Todo había terminado. María dormía cada noche tranquila al lado de su esposo y si las pesadillas se acercaban alguna vez bastaba sentir la presencia del cuerpo amado para alejar de ella la oscuridad.

Una mañana Sergio tuvo que viajar a una ciudad cercana por negocios. Por la tarde volvería a casa porque no quería dejar a María sola durante la noche, pero las citas se retrasaron y se fue haciendo tarde. Trató de apresurarse, pero cuando se acercaba a la casa ya no había luz del sol en el cielo. Nadie supo cómo, su coche volcó estrellándose contra un árbol, y nadie, salvo su esposa, entendió aquel accidente. Sergio murió en el acto.

María sabía que no había escapatoria, la noche se acercaba y ella ya no podía ni quería huir. Abrió el cajón de la mesilla y saco un frasco de pastillas.

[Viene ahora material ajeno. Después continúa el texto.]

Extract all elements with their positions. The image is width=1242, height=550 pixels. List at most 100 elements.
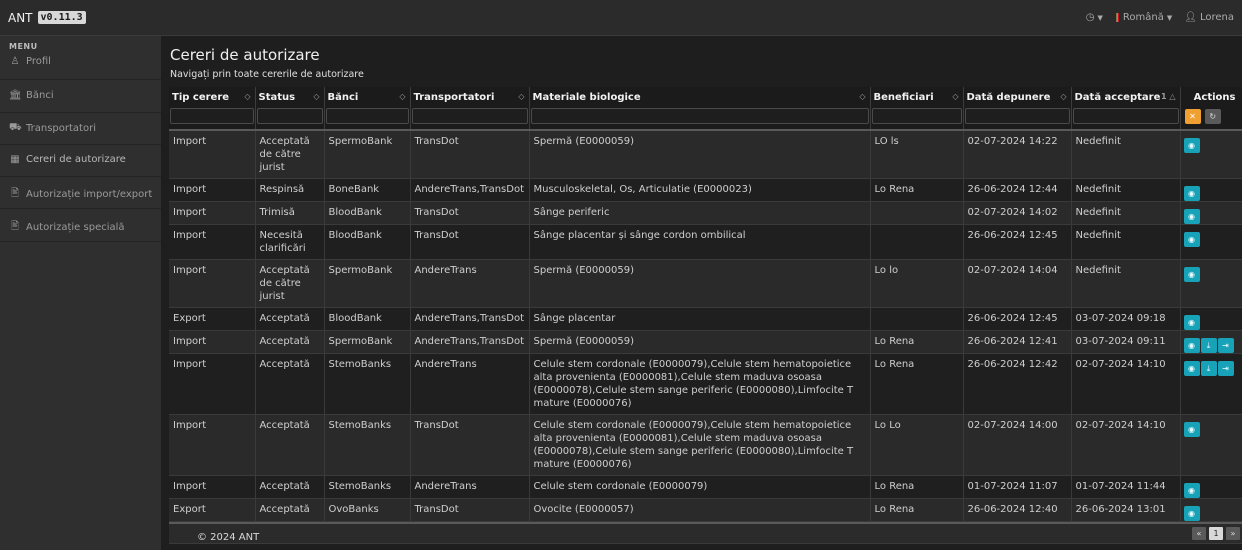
truck-icon: ⛟ [9, 122, 22, 133]
next-page-button[interactable]: » [1226, 527, 1240, 540]
cell-data-acceptare: 03-07-2024 09:11 [1071, 330, 1181, 354]
sidebar-item-profil[interactable]: ♙ Profil [9, 56, 51, 67]
sidebar-item-banci[interactable]: 🏛︎ Bănci [9, 90, 54, 101]
cell-status: Acceptată [255, 353, 325, 415]
table-row: Export Acceptată BloodBank AndereTrans,Tran… [169, 307, 1242, 331]
cell-transportatori: TransDot [410, 498, 530, 522]
filter-input-transportatori[interactable] [411, 108, 528, 124]
filter-cell [255, 107, 325, 131]
view-button[interactable]: ◉ [1183, 315, 1200, 330]
document-icon: 🖹︎ [10, 188, 20, 199]
cell-status: Acceptată de către jurist [255, 130, 325, 179]
sidebar-item-autorizatie-import-export[interactable]: 🖹︎ Autorizație import/export [9, 186, 152, 203]
page-title: Cereri de autorizare [170, 46, 320, 64]
table-row: Import Respinsă BoneBank AndereTrans,TransD… [169, 178, 1242, 202]
cell-transportatori: TransDot [410, 224, 530, 260]
view-button[interactable]: ◉ [1183, 186, 1200, 201]
view-button[interactable]: ◉ [1183, 483, 1200, 498]
column-header-tip-cerere[interactable]: Tip cerere ◇ [169, 87, 256, 107]
sidebar-item-label: Transportatori [26, 123, 96, 134]
cell-beneficiari: Lo Rena [870, 498, 964, 522]
page-1-button[interactable]: 1 [1209, 527, 1223, 540]
table-row: Import Acceptată de către jurist SpermoBan… [169, 259, 1242, 308]
cell-data-depunere: 02-07-2024 14:22 [963, 130, 1072, 179]
cell-data-acceptare: 26-06-2024 13:01 [1071, 498, 1181, 522]
sidebar-item-transportatori[interactable]: ⛟ Transportatori [9, 122, 96, 135]
cell-data-acceptare: 02-07-2024 14:10 [1071, 414, 1181, 476]
column-header-label: Materiale biologice [532, 91, 641, 103]
column-header-status[interactable]: Status ◇ [255, 87, 325, 107]
column-header-label: Actions [1193, 91, 1236, 103]
clock-dropdown[interactable]: ◷ ▼ [1086, 12, 1103, 23]
cell-beneficiari [870, 307, 964, 331]
column-header-beneficiari[interactable]: Beneficiari ◇ [870, 87, 964, 107]
cell-materiale-biologice: Celule stem cordonale (E0000079),Celule … [529, 353, 871, 415]
view-button[interactable]: ◉ [1183, 209, 1200, 224]
column-header-banci[interactable]: Bănci ◇ [324, 87, 411, 107]
cell-beneficiari: Lo lo [870, 259, 964, 308]
cell-tip-cerere: Import [169, 353, 256, 415]
cell-status: Acceptată [255, 475, 325, 499]
export-button[interactable]: ⇥ [1217, 361, 1234, 376]
refresh-button[interactable]: ↻ [1204, 109, 1221, 124]
filter-input-beneficiari[interactable] [871, 108, 962, 124]
filter-input-status[interactable] [256, 108, 323, 124]
sidebar-item-cereri-de-autorizare[interactable]: ▦ Cereri de autorizare [9, 154, 125, 165]
cell-data-depunere: 26-06-2024 12:40 [963, 498, 1072, 522]
view-button[interactable]: ◉ [1183, 138, 1200, 153]
language-dropdown[interactable]: Română ▼ [1114, 12, 1172, 23]
download-icon: ⤓ [1206, 364, 1211, 373]
cell-beneficiari: Lo Rena [870, 475, 964, 499]
cell-transportatori: TransDot [410, 130, 530, 179]
cell-transportatori: AndereTrans [410, 259, 530, 308]
sidebar-item-autorizatie-speciala[interactable]: 🖹︎ Autorizație specială [9, 219, 125, 236]
column-header-data-depunere[interactable]: Dată depunere ◇ [963, 87, 1072, 107]
app-brand[interactable]: ANT v0.11.3 [0, 11, 86, 25]
cell-tip-cerere: Import [169, 130, 256, 179]
row-actions: ◉ [1180, 130, 1242, 179]
filter-input-data-depunere[interactable] [964, 108, 1070, 124]
filter-cell [324, 107, 411, 131]
filter-cell [410, 107, 530, 131]
sort-icon: ◇ [313, 92, 320, 101]
cell-data-depunere: 02-07-2024 14:04 [963, 259, 1072, 308]
user-menu[interactable]: 👤︎ Lorena [1184, 12, 1234, 23]
cell-transportatori: AndereTrans,TransDot [410, 330, 530, 354]
cell-banci: StemoBanks [324, 475, 411, 499]
cell-data-depunere: 26-06-2024 12:42 [963, 353, 1072, 415]
cell-tip-cerere: Import [169, 224, 256, 260]
filter-input-tip-cerere[interactable] [170, 108, 254, 124]
column-header-data-acceptare[interactable]: Dată acceptare 1 △ [1071, 87, 1181, 107]
column-header-label: Status [258, 91, 296, 103]
table-row: Import Necesită clarificări BloodBank Trans… [169, 224, 1242, 260]
sidebar-divider [0, 208, 161, 209]
column-header-transportatori[interactable]: Transportatori ◇ [410, 87, 530, 107]
download-button[interactable]: ⤓ [1200, 338, 1217, 353]
download-icon: ⤓ [1206, 341, 1211, 350]
cell-banci: SpermoBank [324, 330, 411, 354]
filter-input-banci[interactable] [325, 108, 409, 124]
requests-table: Tip cerere ◇ Status ◇ Bănci ◇ Transportator… [169, 87, 1242, 522]
cell-materiale-biologice: Spermă (E0000059) [529, 330, 871, 354]
column-header-label: Beneficiari [873, 91, 934, 103]
cell-banci: BloodBank [324, 201, 411, 225]
download-button[interactable]: ⤓ [1200, 361, 1217, 376]
prev-page-button[interactable]: « [1192, 527, 1206, 540]
view-button[interactable]: ◉ [1183, 506, 1200, 521]
view-button[interactable]: ◉ [1183, 232, 1200, 247]
cell-banci: StemoBanks [324, 353, 411, 415]
column-header-materiale-biologice[interactable]: Materiale biologice ◇ [529, 87, 871, 107]
view-button[interactable]: ◉ [1183, 338, 1200, 353]
eye-icon: ◉ [1188, 212, 1195, 221]
view-button[interactable]: ◉ [1183, 267, 1200, 282]
filter-input-data-acceptare[interactable] [1072, 108, 1179, 124]
eye-icon: ◉ [1188, 270, 1195, 279]
export-button[interactable]: ⇥ [1217, 338, 1234, 353]
view-button[interactable]: ◉ [1183, 361, 1200, 376]
sidebar-item-label: Autorizație import/export [26, 189, 153, 200]
filter-input-materiale-biologice[interactable] [530, 108, 869, 124]
cell-beneficiari: LO ls [870, 130, 964, 179]
view-button[interactable]: ◉ [1183, 422, 1200, 437]
clear-filters-button[interactable]: ✕ [1184, 109, 1201, 124]
sort-icon: ◇ [518, 92, 525, 101]
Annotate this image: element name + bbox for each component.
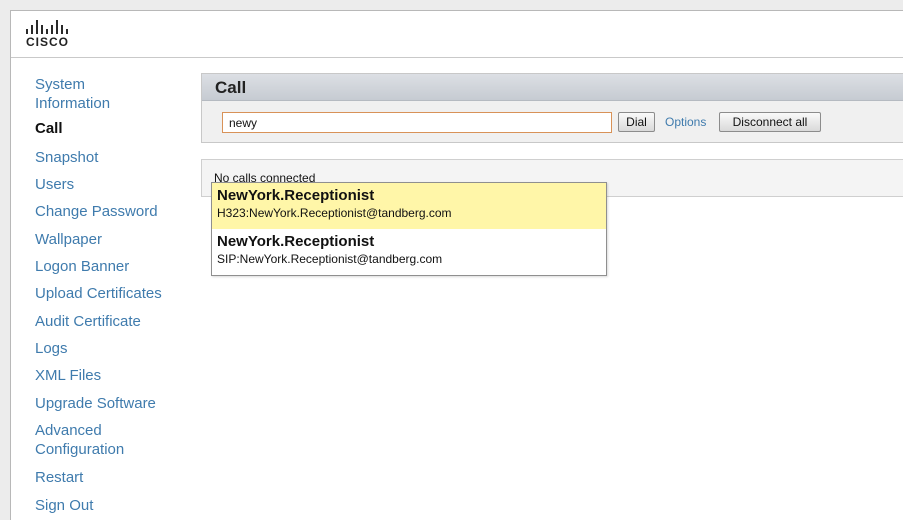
call-panel-title: Call	[202, 74, 903, 101]
suggestion-address: SIP:NewYork.Receptionist@tandberg.com	[217, 252, 443, 266]
suggestion-name: NewYork.Receptionist	[217, 187, 375, 204]
header-bar: CISCO	[11, 11, 903, 58]
call-input[interactable]	[222, 112, 612, 133]
sidebar-item-upload-certificates[interactable]: Upload Certificates	[35, 284, 162, 304]
sidebar-item-wallpaper[interactable]: Wallpaper	[35, 230, 102, 250]
sidebar-item-system-information[interactable]: System Information	[35, 75, 155, 113]
sidebar-item-logs[interactable]: Logs	[35, 339, 68, 359]
suggestion-name: NewYork.Receptionist	[217, 233, 375, 250]
sidebar-item-logon-banner[interactable]: Logon Banner	[35, 257, 129, 277]
sidebar-item-users[interactable]: Users	[35, 175, 74, 195]
suggestion-address: H323:NewYork.Receptionist@tandberg.com	[217, 206, 452, 220]
sidebar-item-change-password[interactable]: Change Password	[35, 202, 158, 222]
sidebar-nav: System Information Call Snapshot Users C…	[11, 59, 196, 520]
autocomplete-dropdown: NewYork.Receptionist H323:NewYork.Recept…	[211, 182, 607, 276]
options-link[interactable]: Options	[665, 115, 706, 129]
dial-button[interactable]: Dial	[618, 112, 655, 132]
sidebar-item-xml-files[interactable]: XML Files	[35, 366, 101, 386]
sidebar-item-audit-certificate[interactable]: Audit Certificate	[35, 312, 141, 332]
sidebar-item-advanced-configuration[interactable]: Advanced Configuration	[35, 421, 155, 459]
cisco-logo: CISCO	[26, 20, 86, 54]
sidebar-item-snapshot[interactable]: Snapshot	[35, 148, 98, 168]
suggestion-item-sip[interactable]: NewYork.Receptionist SIP:NewYork.Recepti…	[212, 229, 606, 275]
sidebar-item-sign-out[interactable]: Sign Out	[35, 496, 93, 516]
disconnect-all-button[interactable]: Disconnect all	[719, 112, 821, 132]
call-panel: Call Dial Options Disconnect all	[201, 73, 903, 143]
sidebar-item-restart[interactable]: Restart	[35, 468, 83, 488]
suggestion-item-h323[interactable]: NewYork.Receptionist H323:NewYork.Recept…	[212, 183, 606, 229]
sidebar-item-call[interactable]: Call	[35, 119, 63, 139]
sidebar-item-upgrade-software[interactable]: Upgrade Software	[35, 394, 156, 414]
app-window: CISCO System Information Call Snapshot U…	[10, 10, 903, 520]
cisco-logo-text: CISCO	[26, 35, 70, 49]
cisco-logo-bars-icon	[26, 20, 86, 34]
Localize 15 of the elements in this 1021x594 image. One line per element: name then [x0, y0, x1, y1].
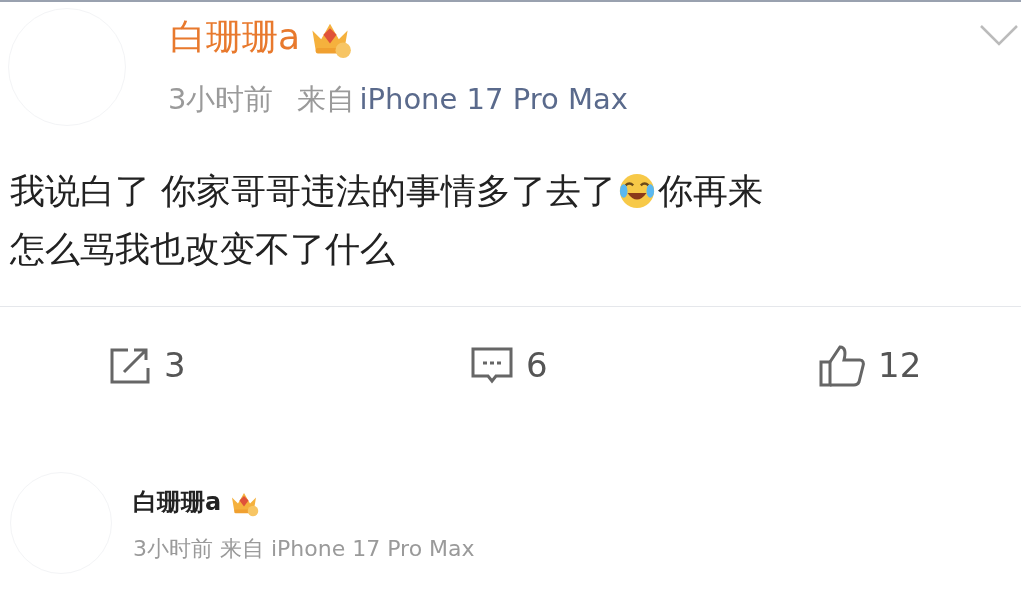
chevron-down-icon[interactable]: [979, 24, 1019, 46]
repost-button[interactable]: 3: [108, 340, 186, 391]
post-time: 3小时前: [168, 81, 274, 118]
comment-meta: 3小时前 来自 iPhone 17 Pro Max: [133, 535, 475, 563]
laughing-crying-emoji-icon: [618, 172, 657, 210]
device-link[interactable]: iPhone 17 Pro Max: [359, 78, 628, 122]
post-text-second-line: 怎么骂我也改变不了什么: [10, 228, 395, 271]
source-label: 来自: [297, 81, 356, 118]
post-text: 我说白了 你家哥哥违法的事情多了去了: [10, 170, 617, 213]
comment-button[interactable]: 6: [470, 340, 548, 391]
post-text-continued: 你再来: [658, 170, 764, 213]
like-button[interactable]: 12: [818, 340, 922, 391]
commenter-name[interactable]: 白珊珊a: [133, 484, 222, 520]
comment-icon: [470, 345, 514, 386]
like-icon: [818, 343, 866, 388]
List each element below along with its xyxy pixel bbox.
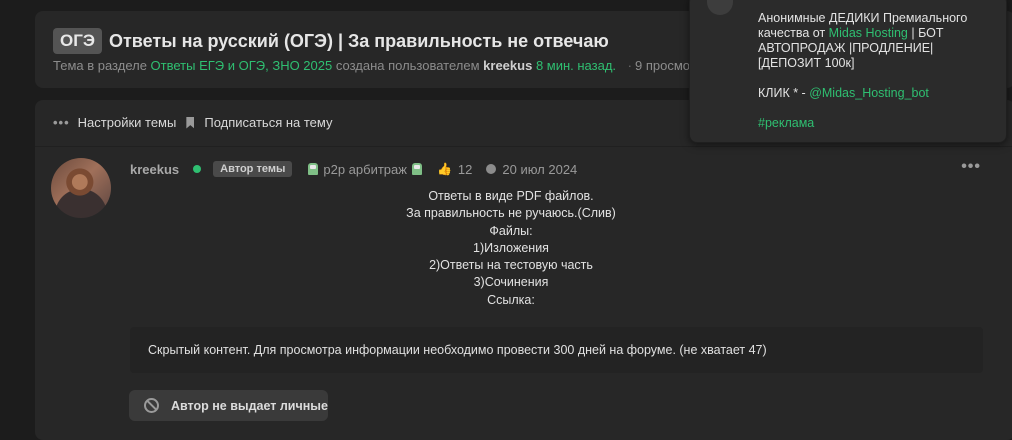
- ad-bot-link[interactable]: @Midas_Hosting_bot: [809, 86, 929, 100]
- post-body-line: Ответы в виде PDF файлов.: [428, 189, 594, 203]
- meta-created-text: создана пользователем: [332, 58, 484, 73]
- thread-meta: Тема в разделе Ответы ЕГЭ и ОГЭ, ЗНО 202…: [53, 58, 703, 73]
- thread-time-link[interactable]: 8 мин. назад.: [536, 58, 616, 73]
- section-link[interactable]: Ответы ЕГЭ и ОГЭ, ЗНО 2025: [151, 58, 333, 73]
- post-body-line: 1)Изложения: [473, 240, 549, 255]
- group-icon-right: [411, 163, 422, 175]
- post-card: ••• Настройки темы Подписаться на тему k…: [35, 100, 1012, 440]
- thread-prefix-badge[interactable]: ОГЭ: [53, 28, 102, 54]
- post-more-icon[interactable]: •••: [961, 158, 981, 176]
- post-body-line: За правильность не ручаюсь.(Слив): [406, 206, 616, 221]
- post-date[interactable]: 20 июл 2024: [502, 162, 577, 177]
- user-group-label: p2p арбитраж: [323, 161, 407, 177]
- post-username[interactable]: kreekus: [130, 162, 179, 177]
- thread-toolbar: ••• Настройки темы Подписаться на тему: [53, 115, 332, 130]
- clock-icon: [486, 164, 497, 174]
- page: ОГЭ Ответы на русский (ОГЭ) | За правиль…: [0, 0, 1012, 440]
- hidden-content-notice: Скрытый контент. Для просмотра информаци…: [148, 343, 767, 357]
- ad-thumbnail: [707, 0, 733, 15]
- post-body-line: Файлы:: [489, 223, 533, 238]
- ad-popup: Анонимные ДЕДИКИ Премиального качества о…: [689, 0, 1007, 143]
- ad-cta-label: КЛИК * -: [758, 86, 810, 100]
- avatar[interactable]: [51, 158, 111, 218]
- post-header: kreekus Автор темы p2p арбитраж 👍 12 20 …: [130, 161, 577, 177]
- no-dm-label: Автор не выдает личные: [171, 398, 328, 413]
- ad-text: Анонимные ДЕДИКИ Премиального качества о…: [758, 11, 993, 71]
- meta-separator: ·: [627, 58, 633, 73]
- subscribe-button[interactable]: Подписаться на тему: [204, 115, 332, 130]
- more-options-icon[interactable]: •••: [53, 115, 70, 130]
- ad-cta: КЛИК * - @Midas_Hosting_bot: [758, 86, 929, 101]
- post-body-line: Ссылка:: [487, 292, 535, 307]
- like-count: 12: [457, 161, 473, 177]
- thread-settings-button[interactable]: Настройки темы: [78, 115, 177, 130]
- online-status-icon: [193, 165, 202, 173]
- thread-author-link[interactable]: kreekus: [483, 58, 532, 73]
- ban-icon: [144, 398, 159, 413]
- toolbar-divider: [35, 146, 1012, 147]
- ad-hosting-link[interactable]: Midas Hosting: [829, 26, 908, 40]
- group-icon: [308, 163, 319, 175]
- meta-prefix-text: Тема в разделе: [53, 58, 151, 73]
- post-body-line: 2)Ответы на тестовую часть: [429, 258, 593, 273]
- post-body: Ответы в виде PDF файлов. За правильност…: [130, 188, 892, 309]
- bookmark-icon: [186, 116, 195, 129]
- ad-tag-link[interactable]: #реклама: [758, 116, 814, 131]
- post-body-line: 3)Сочинения: [473, 275, 549, 290]
- thread-title: Ответы на русский (ОГЭ) | За правильност…: [108, 30, 609, 51]
- like-icon: 👍: [436, 162, 452, 176]
- hidden-content-box: Скрытый контент. Для просмотра информаци…: [130, 327, 983, 373]
- author-badge: Автор темы: [213, 161, 293, 177]
- no-dm-button[interactable]: Автор не выдает личные: [129, 390, 328, 421]
- thread-title-row: ОГЭ Ответы на русский (ОГЭ) | За правиль…: [53, 28, 609, 54]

Sus padres, por temor a que hiciera una locura, habían controlado exhaustivamente su medicación durante todos esos años, pero ella había ido guardan trozos de pastillas y el polvo que iba quedando en el fondo de los envases hasta conseguir aquel pequeño tesoro: un frasco medio lleno con restos de tranquilizantes.

Tomó un vaso, lo llenó de agua, disolvió el contenido del envase y se lo tomó de un trago. No hay nada que hacer, todo este tiempo ha sido un regalo dijo en voz baja. ¡Eshu, diosa de la venganza, aquí me tienes, cumple tu misión! grito mientras caída muerta al suelo.